Saturday, November 16, 2002

Houston Press -- Harris County Democratic Politics

Bush Envy -- When Democrats try to impersonate Republicans, the results ain't pretty

County vote totals reflect the dampening of party enthusiasm.

In 2000, Democrats led the GOP in the number of straight-party ballots, 264,747 to 260,705. This year the trend reversed, with Republicans dominating 180,266 to 169,570.

District 25 Congressman-elect Chris Bell found out the hard way in last year's mayoral campaign that when Republicans have a choice between one of their own and a Democrat campaigning as the next best thing, the real deal wins every time. Fellow councilman and conservative Republican Orlando Sanchez ran far ahead of the third-place Bell because westside GOPers would not cross party lines, even in a nonpartisan race.

"It's not like, 'God, he has a lot better budget plan' or 'It seems like he really has an idea what he wants to do with the public works department,'" lamented Bell afterward. "It's just that he's a Republican."

By attempting to play footsie with the Republicans, Bell also sent hard-core Democrats reluctantly crowding into the camp of incumbent Lee Brown, who then edged out Sanchez in the runoff for re-election as mayor.

Bell learned from that experience, and successfully ran a congressional campaign based on bread-and-butter Democratic issues mixed with hardball attack ads against GOP businessman Tom Reiser. It helped that he had a district with a Democratic edge.
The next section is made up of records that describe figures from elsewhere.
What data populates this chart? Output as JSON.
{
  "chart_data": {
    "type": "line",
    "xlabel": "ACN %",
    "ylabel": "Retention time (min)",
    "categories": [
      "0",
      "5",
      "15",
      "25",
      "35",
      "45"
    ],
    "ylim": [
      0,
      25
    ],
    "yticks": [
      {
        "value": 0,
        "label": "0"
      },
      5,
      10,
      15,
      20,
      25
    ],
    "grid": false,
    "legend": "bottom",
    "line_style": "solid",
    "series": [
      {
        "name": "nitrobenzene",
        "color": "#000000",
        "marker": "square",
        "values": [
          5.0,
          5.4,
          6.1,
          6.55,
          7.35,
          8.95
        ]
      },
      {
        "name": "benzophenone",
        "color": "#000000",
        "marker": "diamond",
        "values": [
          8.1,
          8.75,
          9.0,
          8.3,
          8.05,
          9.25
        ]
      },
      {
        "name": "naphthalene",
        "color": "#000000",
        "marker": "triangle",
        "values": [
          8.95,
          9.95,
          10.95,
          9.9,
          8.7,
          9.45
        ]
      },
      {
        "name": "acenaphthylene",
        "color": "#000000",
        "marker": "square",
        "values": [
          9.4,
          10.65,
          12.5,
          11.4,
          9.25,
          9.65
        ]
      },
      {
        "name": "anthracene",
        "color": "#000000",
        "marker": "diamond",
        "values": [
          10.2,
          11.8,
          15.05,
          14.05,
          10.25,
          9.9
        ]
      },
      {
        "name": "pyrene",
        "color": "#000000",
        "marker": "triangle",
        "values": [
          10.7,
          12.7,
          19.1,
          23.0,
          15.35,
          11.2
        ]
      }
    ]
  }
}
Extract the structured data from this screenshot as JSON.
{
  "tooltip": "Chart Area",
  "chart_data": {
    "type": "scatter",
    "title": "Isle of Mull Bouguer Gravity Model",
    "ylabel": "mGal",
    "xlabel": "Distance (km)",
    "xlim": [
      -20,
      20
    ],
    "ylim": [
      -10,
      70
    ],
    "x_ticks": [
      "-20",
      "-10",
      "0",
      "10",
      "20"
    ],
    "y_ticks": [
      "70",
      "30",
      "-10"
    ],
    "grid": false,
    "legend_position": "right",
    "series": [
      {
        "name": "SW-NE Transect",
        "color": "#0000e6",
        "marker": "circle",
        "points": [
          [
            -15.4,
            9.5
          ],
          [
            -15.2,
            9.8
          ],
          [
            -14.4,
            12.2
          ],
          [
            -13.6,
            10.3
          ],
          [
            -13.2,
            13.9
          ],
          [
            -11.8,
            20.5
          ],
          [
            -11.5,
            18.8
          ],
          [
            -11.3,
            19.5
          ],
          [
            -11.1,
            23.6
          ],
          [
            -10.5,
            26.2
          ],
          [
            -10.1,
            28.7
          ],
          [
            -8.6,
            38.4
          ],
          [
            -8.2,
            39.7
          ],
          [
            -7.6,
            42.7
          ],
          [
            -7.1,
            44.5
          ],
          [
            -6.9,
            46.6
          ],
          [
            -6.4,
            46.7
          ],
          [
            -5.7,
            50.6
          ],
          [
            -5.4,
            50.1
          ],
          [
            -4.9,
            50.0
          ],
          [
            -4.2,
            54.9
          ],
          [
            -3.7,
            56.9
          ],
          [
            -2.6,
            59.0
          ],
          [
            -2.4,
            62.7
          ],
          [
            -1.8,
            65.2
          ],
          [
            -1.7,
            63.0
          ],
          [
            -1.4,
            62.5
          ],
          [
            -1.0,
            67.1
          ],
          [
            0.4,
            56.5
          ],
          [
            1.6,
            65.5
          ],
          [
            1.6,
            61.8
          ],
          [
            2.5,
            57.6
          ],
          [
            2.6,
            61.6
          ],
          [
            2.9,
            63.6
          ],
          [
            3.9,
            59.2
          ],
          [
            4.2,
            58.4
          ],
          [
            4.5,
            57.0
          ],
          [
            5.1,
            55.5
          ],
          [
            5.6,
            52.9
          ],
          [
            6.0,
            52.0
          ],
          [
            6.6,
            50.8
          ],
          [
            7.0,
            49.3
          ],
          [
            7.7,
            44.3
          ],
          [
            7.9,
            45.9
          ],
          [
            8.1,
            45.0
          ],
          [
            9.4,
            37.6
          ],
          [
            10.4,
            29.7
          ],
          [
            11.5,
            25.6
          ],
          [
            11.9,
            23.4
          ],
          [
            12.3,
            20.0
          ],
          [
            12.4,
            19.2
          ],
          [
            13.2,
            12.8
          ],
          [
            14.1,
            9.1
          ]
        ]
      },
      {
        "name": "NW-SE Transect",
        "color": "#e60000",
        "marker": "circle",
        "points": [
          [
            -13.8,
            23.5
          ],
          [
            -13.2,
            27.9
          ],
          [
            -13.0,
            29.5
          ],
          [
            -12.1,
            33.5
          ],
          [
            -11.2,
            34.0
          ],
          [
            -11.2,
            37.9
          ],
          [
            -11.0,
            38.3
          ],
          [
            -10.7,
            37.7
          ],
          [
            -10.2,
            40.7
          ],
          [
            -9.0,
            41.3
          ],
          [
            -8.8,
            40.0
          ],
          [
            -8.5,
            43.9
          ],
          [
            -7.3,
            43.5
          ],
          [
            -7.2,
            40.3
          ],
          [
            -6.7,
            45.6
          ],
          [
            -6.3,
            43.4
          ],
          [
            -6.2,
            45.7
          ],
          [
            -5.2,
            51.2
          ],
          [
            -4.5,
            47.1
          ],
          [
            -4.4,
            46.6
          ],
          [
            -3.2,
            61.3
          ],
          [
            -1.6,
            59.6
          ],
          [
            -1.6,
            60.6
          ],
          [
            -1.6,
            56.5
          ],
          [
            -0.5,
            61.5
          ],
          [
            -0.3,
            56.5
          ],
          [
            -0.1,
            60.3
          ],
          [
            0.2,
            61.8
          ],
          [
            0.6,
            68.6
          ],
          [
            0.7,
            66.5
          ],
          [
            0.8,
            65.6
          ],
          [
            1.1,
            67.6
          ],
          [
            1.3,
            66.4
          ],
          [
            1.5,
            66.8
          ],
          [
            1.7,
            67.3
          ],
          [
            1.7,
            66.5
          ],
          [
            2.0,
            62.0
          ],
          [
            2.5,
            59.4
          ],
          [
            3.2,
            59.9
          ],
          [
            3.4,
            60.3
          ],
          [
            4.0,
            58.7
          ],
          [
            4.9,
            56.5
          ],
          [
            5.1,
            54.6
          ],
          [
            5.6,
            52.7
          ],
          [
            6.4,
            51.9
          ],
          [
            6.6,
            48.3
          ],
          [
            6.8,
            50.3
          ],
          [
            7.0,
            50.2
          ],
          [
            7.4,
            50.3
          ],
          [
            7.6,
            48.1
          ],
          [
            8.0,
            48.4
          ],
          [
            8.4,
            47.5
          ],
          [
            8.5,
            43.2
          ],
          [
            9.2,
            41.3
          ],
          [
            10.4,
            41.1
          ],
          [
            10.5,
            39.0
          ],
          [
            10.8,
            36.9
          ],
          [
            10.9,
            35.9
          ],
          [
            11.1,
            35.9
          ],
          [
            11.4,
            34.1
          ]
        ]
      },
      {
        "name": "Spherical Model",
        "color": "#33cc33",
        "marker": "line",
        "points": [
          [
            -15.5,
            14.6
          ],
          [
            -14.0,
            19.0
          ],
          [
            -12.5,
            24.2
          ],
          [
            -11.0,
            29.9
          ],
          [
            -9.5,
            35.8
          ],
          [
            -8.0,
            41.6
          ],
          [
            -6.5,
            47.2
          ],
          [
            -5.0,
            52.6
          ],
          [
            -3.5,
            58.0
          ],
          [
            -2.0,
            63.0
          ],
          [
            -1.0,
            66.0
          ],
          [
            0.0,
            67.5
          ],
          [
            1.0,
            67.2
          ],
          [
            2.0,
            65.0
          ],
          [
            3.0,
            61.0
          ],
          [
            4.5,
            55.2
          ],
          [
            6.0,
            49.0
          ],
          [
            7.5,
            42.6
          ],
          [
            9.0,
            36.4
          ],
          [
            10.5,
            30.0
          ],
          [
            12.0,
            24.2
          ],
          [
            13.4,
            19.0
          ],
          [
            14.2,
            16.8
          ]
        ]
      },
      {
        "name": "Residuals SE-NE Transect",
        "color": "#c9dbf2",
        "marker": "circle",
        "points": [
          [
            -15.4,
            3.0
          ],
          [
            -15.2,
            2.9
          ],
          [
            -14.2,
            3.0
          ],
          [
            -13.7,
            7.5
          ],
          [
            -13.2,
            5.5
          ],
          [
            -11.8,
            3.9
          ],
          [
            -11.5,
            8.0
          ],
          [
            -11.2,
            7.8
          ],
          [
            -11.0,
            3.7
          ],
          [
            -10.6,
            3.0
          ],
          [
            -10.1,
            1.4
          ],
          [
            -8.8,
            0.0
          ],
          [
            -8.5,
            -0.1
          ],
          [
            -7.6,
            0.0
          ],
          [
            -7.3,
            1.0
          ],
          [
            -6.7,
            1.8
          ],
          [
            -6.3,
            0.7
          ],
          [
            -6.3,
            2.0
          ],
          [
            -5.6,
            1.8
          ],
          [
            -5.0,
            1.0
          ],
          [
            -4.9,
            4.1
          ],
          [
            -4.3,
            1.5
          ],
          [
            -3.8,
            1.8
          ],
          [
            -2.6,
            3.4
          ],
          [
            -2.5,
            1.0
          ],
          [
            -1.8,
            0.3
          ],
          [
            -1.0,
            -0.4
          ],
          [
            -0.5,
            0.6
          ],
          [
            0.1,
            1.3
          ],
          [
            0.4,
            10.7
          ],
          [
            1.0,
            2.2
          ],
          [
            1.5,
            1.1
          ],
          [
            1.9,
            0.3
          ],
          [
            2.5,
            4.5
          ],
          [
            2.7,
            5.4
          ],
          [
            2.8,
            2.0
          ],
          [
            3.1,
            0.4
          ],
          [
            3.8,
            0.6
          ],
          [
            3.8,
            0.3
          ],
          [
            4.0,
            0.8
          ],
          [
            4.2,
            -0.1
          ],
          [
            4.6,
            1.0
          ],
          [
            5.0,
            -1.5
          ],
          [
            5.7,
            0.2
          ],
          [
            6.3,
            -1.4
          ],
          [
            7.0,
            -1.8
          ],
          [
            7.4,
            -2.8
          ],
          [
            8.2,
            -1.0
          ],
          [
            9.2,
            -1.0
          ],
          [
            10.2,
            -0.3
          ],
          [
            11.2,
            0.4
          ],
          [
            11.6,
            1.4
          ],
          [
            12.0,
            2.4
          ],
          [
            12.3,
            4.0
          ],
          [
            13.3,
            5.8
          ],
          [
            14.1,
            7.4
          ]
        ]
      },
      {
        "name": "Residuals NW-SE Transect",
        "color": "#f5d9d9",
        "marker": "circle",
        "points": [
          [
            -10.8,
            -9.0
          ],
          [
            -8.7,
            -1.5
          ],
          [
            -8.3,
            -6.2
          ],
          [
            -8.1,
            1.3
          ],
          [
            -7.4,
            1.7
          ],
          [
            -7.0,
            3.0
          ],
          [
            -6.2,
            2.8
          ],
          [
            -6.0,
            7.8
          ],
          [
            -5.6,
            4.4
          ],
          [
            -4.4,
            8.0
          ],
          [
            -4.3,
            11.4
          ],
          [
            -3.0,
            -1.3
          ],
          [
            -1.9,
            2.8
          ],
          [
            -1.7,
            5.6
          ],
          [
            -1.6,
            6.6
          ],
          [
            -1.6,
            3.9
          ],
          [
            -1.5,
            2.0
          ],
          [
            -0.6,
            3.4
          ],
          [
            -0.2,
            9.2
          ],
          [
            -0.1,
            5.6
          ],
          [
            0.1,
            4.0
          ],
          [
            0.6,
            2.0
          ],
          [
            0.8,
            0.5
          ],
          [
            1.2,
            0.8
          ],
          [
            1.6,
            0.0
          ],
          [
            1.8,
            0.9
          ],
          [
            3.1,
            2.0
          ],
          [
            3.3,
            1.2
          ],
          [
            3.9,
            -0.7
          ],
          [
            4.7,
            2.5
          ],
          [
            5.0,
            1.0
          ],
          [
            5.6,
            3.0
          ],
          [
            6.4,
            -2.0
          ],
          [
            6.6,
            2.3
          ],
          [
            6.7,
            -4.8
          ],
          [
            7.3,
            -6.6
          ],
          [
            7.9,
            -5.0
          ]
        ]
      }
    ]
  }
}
Bell didn't needlessly antagonize Republicans, but he didn't pander to them, either, in achieving one of the few Democratic victories in contested county races.

Too bad some statewide and local Democratic candidates didn't get the message in time.

Bell says disorganization in the effort to get out the vote in the black and Hispanic areas may be partly to blame for the Democrats' poor showing.

"I heard there was a lot of infighting in the community, that a lot of money was being spent but it wasn't spent effectively in what would really drive the vote," says Bell. "As far as the black-brown coalition coming together, I don't think that happened. There's still significant mistrust between those communities, and if I heard that once, I heard it a hundred times during the course of the campaign."

Schechter agrees.

"It appeared that the coordinated campaign ran a fairly segregated-type effort," explains the chairwoman. "Only Hispanic professionals doing Hispanics, and only African-American officials doing African -American, and only Anglos doing the swings. I thought the Democratic Party was about everybody at the table together, not anybody running something separate."

At times it seemed like it was three seperate Democratic parties, one for blacks, one for hispanics, and one for whites. There was little coordination and working together.